The bus driver, for example, is a category on which there are already many studies. They spend all day driving, on the bus stress, in the heat, the engine noise, the vibration, the gear change, it is a category that works sitting, drinks little water so as not to go to the bathroom, so it has high blood pressure and reading problems . Truck driver too. So we know the problems we will have in the medium term: spending all day sitting, in the same position, driving, exposed to traffic, where there are stress of all kinds. Few breaks, feed badly, drinking little water and going to the bathroom. This creates a stress condition in which the body tends not to stand after some time. I think this is a question.

The other is the social security issue, because at some point these workers will stop driving and will demand from the state their retirement and do not contribute. So they will be beneficiaries or the social security directly, which they did not contribute, where they may not benefit, or the entire social security system that is also contributed throughout the worker's productive life. So this takes these workers, remembering that it is already a structural condition of Brazil, where much of the population does not retire or die right after retiring, given the average life expectancy of the Brazilian and the retirement age, which gives a few years so that the worker can enjoy what he would be entitled to.

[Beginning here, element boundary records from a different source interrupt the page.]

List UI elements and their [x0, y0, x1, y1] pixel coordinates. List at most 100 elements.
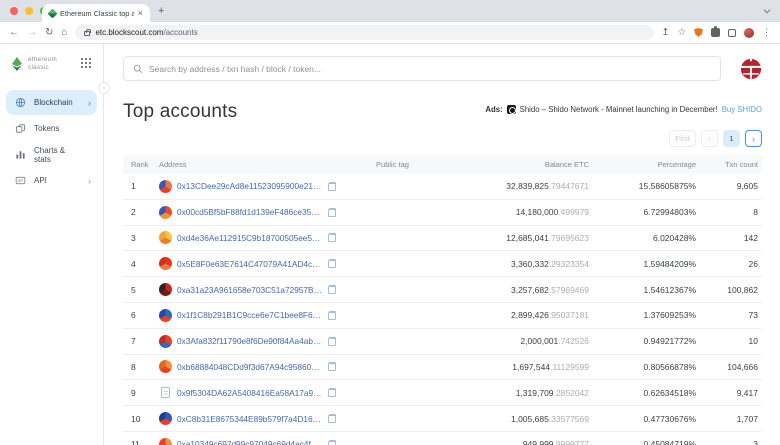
- address-link[interactable]: 0x3Afa832f11790e8f6De90f84Aa4ab5...0f58: [177, 336, 323, 346]
- table-row: 1 0x13CDee29cAd8e11523095900e2195...02Ad 3…: [123, 174, 762, 200]
- copy-icon[interactable]: [328, 182, 336, 191]
- balance-cell: 1,005,685.33577569: [445, 414, 593, 424]
- address-link[interactable]: 0x5E8F0e63E7614C47079A41AD4c37...Df5A: [177, 259, 323, 269]
- lock-icon[interactable]: [84, 31, 90, 36]
- address-link[interactable]: 0xa31a23A961658e703C51a72957B6b...Bd53: [177, 285, 323, 295]
- sidebar-item-blockchain[interactable]: Blockchain ›: [6, 90, 97, 115]
- sidebar-collapse-button[interactable]: ‹: [98, 82, 110, 94]
- search-input[interactable]: [149, 64, 711, 74]
- table-row: 60x1f1C8b291B1C9cce6e7C1bee8F660f...5B94…: [123, 303, 762, 329]
- address-link[interactable]: 0xC8b31E8675344E89b579f7a4D1653a...4112: [177, 414, 323, 424]
- ad-link[interactable]: Buy SHIDO: [722, 105, 762, 114]
- address-cell: 0x3Afa832f11790e8f6De90f84Aa4ab5...0f58: [155, 335, 340, 348]
- top-accounts-table: Rank Address Public tag Balance ETC Perc…: [123, 155, 762, 445]
- sidebar-item-tokens[interactable]: Tokens: [6, 116, 97, 141]
- table-row: 80xb68884048CDd9f3d67A94c958606...79CA1,…: [123, 355, 762, 381]
- share-icon[interactable]: ↥: [662, 28, 670, 38]
- copy-icon[interactable]: [328, 208, 336, 217]
- sidebar-item-charts-stats[interactable]: Charts & stats: [6, 142, 97, 167]
- copy-icon[interactable]: [328, 337, 336, 346]
- browser-profile-avatar[interactable]: [744, 28, 754, 38]
- pagination-first-button[interactable]: First: [669, 130, 696, 147]
- balance-decimals: .79695623: [549, 233, 589, 243]
- sidebar-item-api[interactable]: API API ›: [6, 168, 97, 193]
- metamask-extension-icon[interactable]: [694, 28, 703, 37]
- address-bar[interactable]: etc.blockscout.com/accounts: [75, 25, 653, 40]
- address-link[interactable]: 0xd4e36Ae112915C9b18700505ee589...5D4d: [177, 233, 323, 243]
- balance-integer: 1,697,544: [512, 362, 550, 372]
- rank-cell: 7: [123, 336, 155, 346]
- header-txn-count: Txn count: [700, 160, 762, 169]
- globe-icon: [15, 97, 26, 108]
- logo-line-2: classic: [28, 64, 76, 72]
- copy-icon[interactable]: [328, 414, 336, 423]
- chevron-right-icon: ›: [88, 98, 91, 108]
- balance-integer: 949,999: [523, 439, 554, 445]
- chevron-down-icon[interactable]: [764, 7, 771, 14]
- sidebar-item-label: Charts & stats: [34, 146, 83, 164]
- url-text[interactable]: etc.blockscout.com/accounts: [95, 28, 197, 37]
- search-box[interactable]: [123, 56, 721, 81]
- forward-button[interactable]: →: [27, 28, 37, 38]
- rank-cell: 3: [123, 233, 155, 243]
- rank-cell: 10: [123, 414, 155, 424]
- txn-count-cell: 3: [700, 439, 762, 445]
- pagination-next-button[interactable]: ›: [745, 130, 762, 147]
- ethereum-classic-logo-icon[interactable]: [11, 57, 23, 71]
- address-link[interactable]: 0x9f5304DA62A5408416Ea58A17a926...5ce3: [177, 388, 323, 398]
- percentage-cell: 1.54612367%: [593, 285, 700, 295]
- back-button[interactable]: ←: [9, 28, 19, 38]
- balance-decimals: .57969469: [549, 285, 589, 295]
- address-link[interactable]: 0xb68884048CDd9f3d67A94c958606...79CA: [177, 362, 323, 372]
- reload-button[interactable]: ↻: [45, 28, 53, 38]
- new-tab-button[interactable]: +: [158, 5, 164, 17]
- balance-decimals: .33577569: [549, 414, 589, 424]
- tab-favicon-icon: [48, 8, 58, 18]
- side-panel-icon[interactable]: [728, 29, 736, 37]
- home-button[interactable]: ⌂: [61, 28, 67, 38]
- address-link[interactable]: 0x1f1C8b291B1C9cce6e7C1bee8F660f...5B94: [177, 310, 323, 320]
- url-host: etc.blockscout.com: [95, 28, 163, 37]
- rank-cell: 4: [123, 259, 155, 269]
- percentage-cell: 6.72994803%: [593, 207, 700, 217]
- copy-icon[interactable]: [328, 362, 336, 371]
- address-link[interactable]: 0x00cd5Bf5bF88fd1d139eF486ce35B8...DE91: [177, 207, 323, 217]
- balance-cell: 12,685,041.79695623: [445, 233, 593, 243]
- balance-decimals: .29323354: [549, 259, 589, 269]
- extensions-puzzle-icon[interactable]: [711, 28, 720, 37]
- copy-icon[interactable]: [328, 259, 336, 268]
- balance-cell: 1,319,709.2852042: [445, 388, 593, 398]
- apps-grid-icon[interactable]: [81, 58, 92, 69]
- window-close-button[interactable]: [10, 7, 18, 15]
- copy-icon[interactable]: [328, 233, 336, 242]
- pagination: First ‹ 1 ›: [123, 130, 762, 147]
- address-link[interactable]: 0xa10349c697d99c97049c69d4ac4f9...9186: [177, 439, 323, 445]
- bookmark-star-icon[interactable]: ☆: [677, 28, 686, 38]
- copy-icon[interactable]: [328, 388, 336, 397]
- balance-cell: 32,839,825.79447671: [445, 181, 593, 191]
- pagination-prev-button[interactable]: ‹: [701, 130, 718, 147]
- copy-icon[interactable]: [328, 285, 336, 294]
- percentage-cell: 6.020428%: [593, 233, 700, 243]
- address-identicon: [159, 231, 172, 244]
- address-cell: 0x5E8F0e63E7614C47079A41AD4c37...Df5A: [155, 257, 340, 270]
- balance-cell: 14,180,000.499979: [445, 207, 593, 217]
- table-row: 3 0xd4e36Ae112915C9b18700505ee589...5D4d 1…: [123, 226, 762, 252]
- balance-integer: 2,000,001: [520, 336, 558, 346]
- copy-icon[interactable]: [328, 440, 336, 445]
- address-link[interactable]: 0x13CDee29cAd8e11523095900e2195...02Ad: [177, 181, 323, 191]
- copy-icon[interactable]: [328, 311, 336, 320]
- balance-integer: 32,839,825: [506, 181, 549, 191]
- percentage-cell: 1.59484209%: [593, 259, 700, 269]
- balance-decimals: .79447671: [549, 181, 589, 191]
- tab-close-icon[interactable]: ×: [138, 9, 143, 18]
- balance-cell: 3,360,332.29323354: [445, 259, 593, 269]
- browser-menu-icon[interactable]: ⋮: [762, 27, 771, 38]
- txn-count-cell: 9,605: [700, 181, 762, 191]
- window-minimize-button[interactable]: [25, 7, 33, 15]
- percentage-cell: 15.58605875%: [593, 181, 700, 191]
- browser-tab[interactable]: Ethereum Classic top account ×: [42, 4, 150, 22]
- balance-integer: 2,899,426: [511, 310, 549, 320]
- rank-cell: 5: [123, 285, 155, 295]
- rank-cell: 1: [123, 181, 155, 191]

Again, it is not a new fact, but it updates and goes in the opposite sense to bring people to social rights that have been debated as what is the minimum dignity we expect from working conditions, which is the weekly rest to be With the family, to rest, to perform a cultural, study activity. I have several students who are drivers of Uber or delivery and these students are not reading the texts, because he is making a delivery, he is not resting to attend class in better cognitive learning conditions because he spent the night driving.

So there is a social issue that overflows beyond the working relationship and there is another one that I think is very serious that it is the accidents that should be better studied. We know, these data from motorcycle and bicycle accidents, are increasing and involving passengers at Uber Moto, but also what is the situation of the driver who is driving in long hours he loses the ability to respond, traffic attention, which Creates conditions for multiplication of accidents that will also involve third parties, other cars.